MOTOCYCLISME
C’est un ver vaudois!

Image © Keystone
Aussi bien en Allemagne qu’en République tchèque, Lüthi n’a pas pu défendre normalement ses chances.
C’est une pièce électronique fabriquée à Roche qui a causé bien des soucis à Lüthi en Allemagne et à Brno.

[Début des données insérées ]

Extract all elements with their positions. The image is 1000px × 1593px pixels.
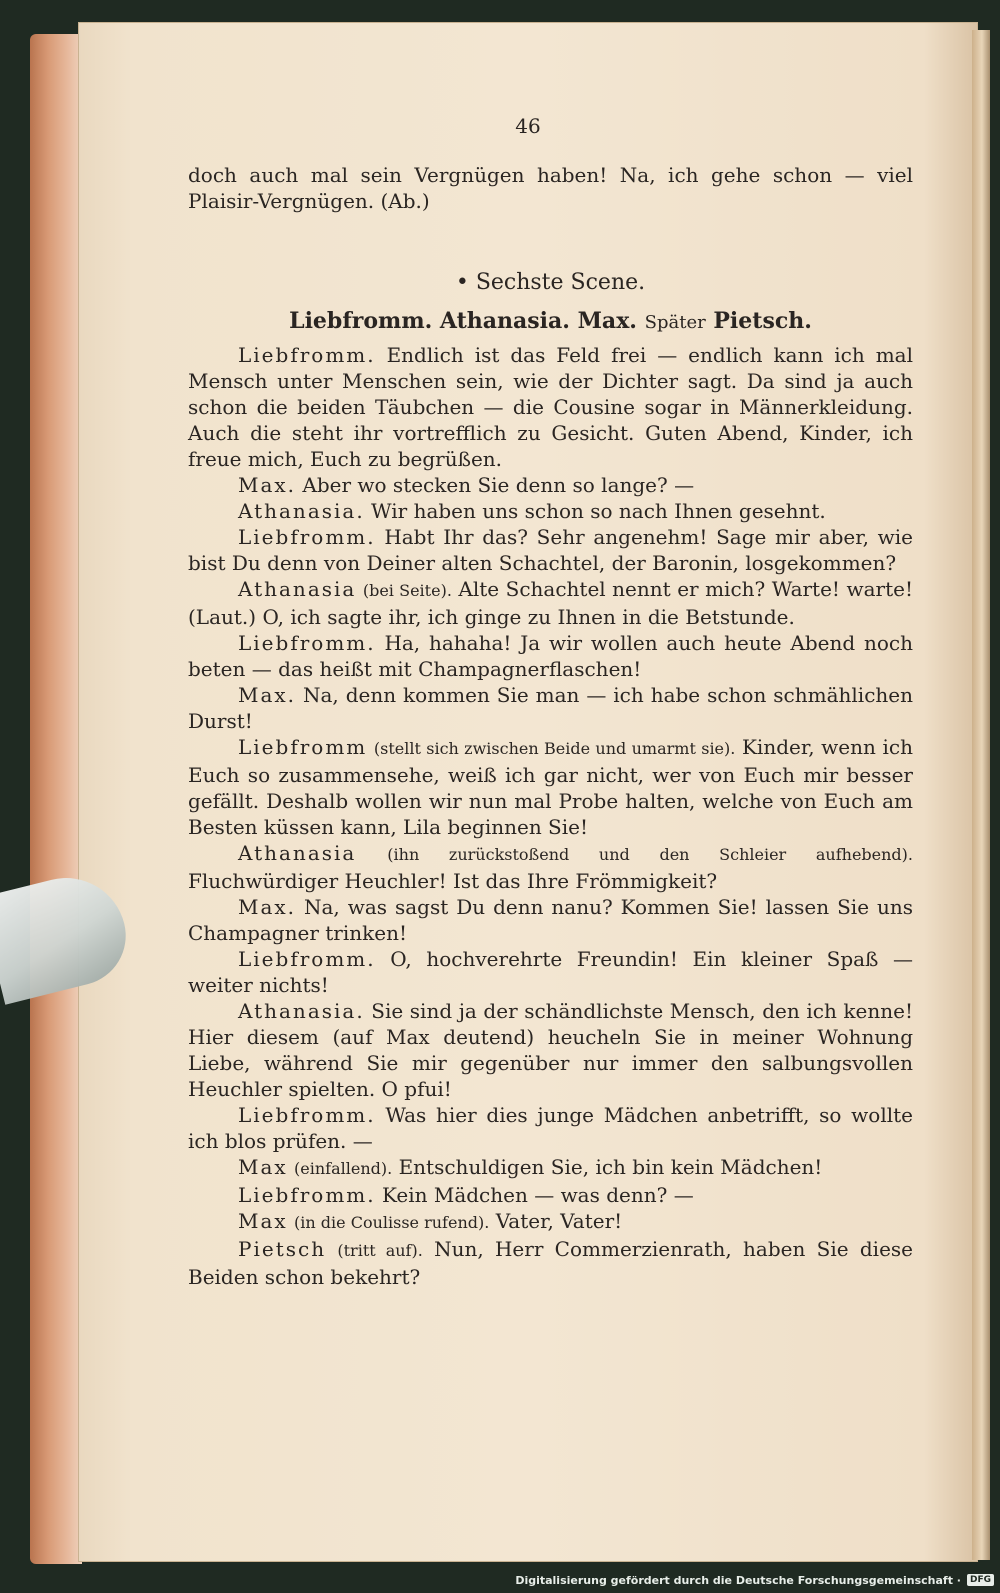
dialogue-line: [188, 998, 913, 1102]
stage-direction: (in die Coulisse rufend).: [294, 1213, 490, 1232]
dialogue-line: [188, 472, 913, 498]
speaker-name: Liebfromm.: [238, 631, 376, 655]
characters-later: Später: [644, 312, 706, 333]
speaker-name: Pietsch: [238, 1237, 327, 1261]
speaker-name: Athanasia.: [238, 999, 365, 1023]
page-edge: [972, 30, 990, 1560]
page-number: 46: [515, 114, 541, 138]
speaker-name: Liebfromm.: [238, 1183, 376, 1207]
dialogue: [188, 342, 913, 1290]
stage-direction: (ihn zurückstoßend und den Schleier aufhebend).: [387, 845, 913, 864]
speaker-name: Max.: [238, 473, 297, 497]
line-text: Entschuldigen Sie, ich bin kein Mädchen!: [398, 1155, 823, 1179]
line-text: Sie sind ja der schändlichste Mensch, den ich kenne! Hier diesem (auf Max deutend) heucheln Sie in meiner Wohnung Liebe, während Sie mir gegenüber nur immer den salbungsvollen Heuchler spielten. O pfui!: [188, 999, 913, 1101]
speaker-name: Max: [238, 1155, 288, 1179]
dialogue-line: [188, 342, 913, 472]
stage-direction: (bei Seite).: [362, 581, 452, 600]
stage-direction: (stellt sich zwischen Beide und umarmt sie).: [373, 739, 736, 758]
dialogue-line: [188, 946, 913, 998]
dialogue-line: [188, 1208, 913, 1236]
footer: [515, 1571, 994, 1589]
speaker-name: Athanasia: [238, 841, 357, 865]
dialogue-line: [188, 682, 913, 734]
footer-text: Digitalisierung gefördert durch die Deutsche Forschungsgemeinschaft ·: [515, 1573, 961, 1587]
line-text: Nun, Herr Commerzienrath, haben Sie diese Beiden schon bekehrt?: [188, 1237, 914, 1289]
speaker-name: Max.: [238, 683, 297, 707]
dialogue-line: [188, 524, 913, 576]
speaker-name: Max: [238, 1209, 288, 1233]
dialogue-line: [188, 498, 913, 524]
stage-direction: (tritt auf).: [337, 1241, 423, 1260]
characters: Liebfromm. Athanasia. Max.: [289, 308, 637, 334]
dialogue-line: [188, 1154, 913, 1182]
line-text: Na, denn kommen Sie man — ich habe schon schmählichen Durst!: [188, 683, 913, 733]
opening-paragraph: doch auch mal sein Vergnügen haben! Na, ich gehe schon — viel Plaisir-Vergnügen. (Ab.): [188, 163, 913, 213]
dialogue-line: [188, 894, 913, 946]
speaker-name: Liebfromm.: [238, 343, 376, 367]
dramatis-personae: [188, 308, 913, 336]
line-text: Kinder, wenn ich Euch so zusammensehe, weiß ich gar nicht, wer von Euch mir besser gefällt. Deshalb wollen wir nun mal Probe halten, welche von Euch am Besten küssen kann, Lila beginnen Sie!: [188, 735, 913, 839]
dialogue-line: [188, 630, 913, 682]
line-text: Endlich ist das Feld frei — endlich kann ich mal Mensch unter Menschen sein, wie der Dichter sagt. Da sind ja auch schon die beiden Täubchen — die Cousine sogar in Männerkleidung. Auch die steht ihr vortrefflich zu Gesicht. Guten Abend, Kinder, ich freue mich, Euch zu begrüßen.: [188, 343, 914, 471]
speaker-name: Liebfromm.: [238, 525, 376, 549]
dialogue-line: [188, 840, 913, 894]
book-spine-edge: [30, 34, 82, 1564]
characters-later-name: Pietsch.: [713, 308, 812, 334]
dfg-logo: DFG: [967, 1574, 994, 1586]
speaker-name: Liebfromm: [238, 735, 368, 759]
speaker-name: Max.: [238, 895, 297, 919]
line-text: Aber wo stecken Sie denn so lange? —: [302, 473, 695, 497]
dialogue-line: [188, 576, 913, 630]
line-text: O, hochverehrte Freundin! Ein kleiner Spaß — weiter nichts!: [188, 947, 914, 997]
line-text: Kein Mädchen — was denn? —: [381, 1183, 694, 1207]
dialogue-line: [188, 1102, 913, 1154]
page-text: [188, 162, 913, 1290]
speaker-name: Liebfromm.: [238, 947, 376, 971]
line-text: Alte Schachtel nennt er mich? Warte! warte! (Laut.) O, ich sagte ihr, ich ginge zu Ihnen in die Betstunde.: [188, 577, 913, 629]
line-text: Na, was sagst Du denn nanu? Kommen Sie! lassen Sie uns Champagner trinken!: [188, 895, 913, 945]
line-text: Wir haben uns schon so nach Ihnen gesehnt.: [371, 499, 826, 523]
dialogue-line: [188, 1182, 913, 1208]
dialogue-line: [188, 1236, 913, 1290]
speaker-name: Athanasia: [238, 577, 357, 601]
line-text: Habt Ihr das? Sehr angenehm! Sage mir aber, wie bist Du denn von Deiner alten Schachtel, der Baronin, losgekommen?: [188, 525, 913, 575]
line-text: Ha, hahaha! Ja wir wollen auch heute Abend noch beten — das heißt mit Champagnerflaschen!: [188, 631, 913, 681]
line-text: Was hier dies junge Mädchen anbetrifft, so wollte ich blos prüfen. —: [188, 1103, 913, 1153]
speaker-name: Liebfromm.: [238, 1103, 376, 1127]
book-page: [78, 22, 978, 1562]
speaker-name: Athanasia.: [238, 499, 365, 523]
dialogue-line: [188, 734, 913, 840]
stage-direction: (einfallend).: [294, 1159, 393, 1178]
line-text: Fluchwürdiger Heuchler! Ist das Ihre Frömmigkeit?: [188, 869, 718, 893]
line-text: Vater, Vater!: [495, 1209, 623, 1233]
scene-title: • Sechste Scene.: [455, 270, 646, 295]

Jean-Claude Schertenleib - le 27 août 2010, 22h35
Le Matin
Le charme de la classe Moto2 – la nouvelle catégorie des GP est nettement la plus spectaculaire de toutes – provient essentiellement de l’équilibre de ses forces. Mêmes moteurs et mêmes pneumatiques pour tous, c’est le mariage entre le pilote et le châssis qui fait la différence. Ceci en théorie.
La gamberge
Mais voilà, lors des deux derniers GP, plusieurs pilotes (et pas des moindres) ont connu des soucis incompréhensibles. Parmi eux, Thomas Lüthi: «Quand on attaque comme jamais, que l’on prend tous les risques et que les chronos ne descendent pas, il y a toujours des moments de gamberge», expliquait Tom, il y a deux semaines. Quelques minutes après l’arrivée du GP de la République tchèque, il avait lâché: «Le ver est dans la pomme. Il faut l’extraire!»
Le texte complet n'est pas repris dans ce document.